I was told Orbelus Winery is a different and stunning place. Still, I wasn’t prepared for the striking view of the barrel-shaped building against the backdrop of Pirin Mountain. Pictures can’t do Obelus justice. Mine included.
The drive from Sofia with a visit to Rila Monastery was easy and pleasant. By the time we reached Orbelus Winery in the beautiful village of Kromidovo near Melnik, we were pleasantly tired and ready to relax with a glass of wine. Or five.
We were greeted by one of the owners - Blagoy - and passed in the expert hands of one of the staff who showed us around the facility. It was a very hot day and she thoughtfully kept the facilities tour brief and to the point. She knew we were there for the main attraction - the wines themselves. And for that part, we were joined by Blagoy’s wife, Galia, whose gentle smile and loving tales of the years of building Orbelus made the wine tasting so much richer.
Orbelus is a certified organic winery and the first one to earn this status in Bulgaria. But that’s not the most important feature that makes it so distinct. There’s obvious love of wine and quiet pride in the hard work that has gone into creating Orbelus. Not surprisingly, the wines, created by this labor, are sophisticated and intriguing.
We start with the Orbelus Paril rose and it’s restrained, almost shy at first, but it quickly develops into a well rounded fruitiness with gentle smokey hints.

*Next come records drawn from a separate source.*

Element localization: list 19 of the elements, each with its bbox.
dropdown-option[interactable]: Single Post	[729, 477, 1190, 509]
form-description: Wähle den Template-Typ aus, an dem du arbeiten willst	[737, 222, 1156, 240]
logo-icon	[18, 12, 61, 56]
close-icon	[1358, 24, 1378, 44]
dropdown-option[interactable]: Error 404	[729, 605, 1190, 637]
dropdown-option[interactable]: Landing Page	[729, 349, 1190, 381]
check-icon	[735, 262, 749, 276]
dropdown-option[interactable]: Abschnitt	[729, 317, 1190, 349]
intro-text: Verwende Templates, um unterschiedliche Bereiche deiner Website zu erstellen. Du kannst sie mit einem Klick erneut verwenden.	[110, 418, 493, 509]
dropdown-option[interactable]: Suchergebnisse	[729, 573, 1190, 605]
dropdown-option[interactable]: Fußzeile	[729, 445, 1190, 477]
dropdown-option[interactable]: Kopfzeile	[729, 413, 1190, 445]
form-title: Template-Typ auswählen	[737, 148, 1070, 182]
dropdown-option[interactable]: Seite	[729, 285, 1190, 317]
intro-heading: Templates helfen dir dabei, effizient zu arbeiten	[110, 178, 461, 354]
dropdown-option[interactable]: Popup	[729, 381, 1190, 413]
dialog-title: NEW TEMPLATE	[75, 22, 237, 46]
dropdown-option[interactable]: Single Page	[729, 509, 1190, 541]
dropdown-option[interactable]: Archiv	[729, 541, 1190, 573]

We move to Hrumki, which translates as Whims. It is made of 100% Sandanski Misket - one of the region’s indigenous varietals - and it is indeed a whimsical white with a greenish straw color and a flowery, almost herbal nose.
We try Orbelus Mitra - a mix of another indigenous regional grape, Broadleaved Melnik and Grenache Noir - and I just love that the wine is named after the hardworking woman who takes care of the vineyards. It’s dark purple and thick with a tight body that reveals plums and cinnamon.
Next is an Orbelus Prima - a blend of yet another indigenous sort, Early Melnik, with Cabernet Sauvignon, Merlot ,and Petit Verdot. It’s a beautiful dark violet red with chocolate and blackcurrant aromas and an elegant but potent body with berries and spices. And the striking design of the label has a cool story, too - it is a stylized version of pafti - the intricate buckles of the belts women wore as part of their traditional dress back in the old days.
Just when I can’t imagine being any more impressed, Blagoy opens a 2015 Single Barrel Mourvedre and Galia tells us the story of a very bad year. 2014, the year when terrible rains and hail ravished all crops, is still talked about all over Bulgaria with anguish and fear. That year, Mother Nature wiped out 75% of Orbelus’ grapes. But what the crew made out of the remaining 25% is nothing short of a marvel. The flavor is nuanced with layers of sour cherries, blackcurrants and pepper. It’s like nothing else I’ve tried before - a rare and memorable find. A few bottles are now safely stored in Boston, awaiting to crown a Christmas celebration in a few months.
As I was finishing my work on this piece, I learned that during the French President Emmanuel Macron's visit to Bulgaria this week, the two first ladies - Brigitte Macron and Desislava Radeva - were served Orbelus Orelek, a blend of Chardonnay and Viognier. A distignuished choice that can beautifully represent the face of the new Bulgarian wine industry - watch out, France!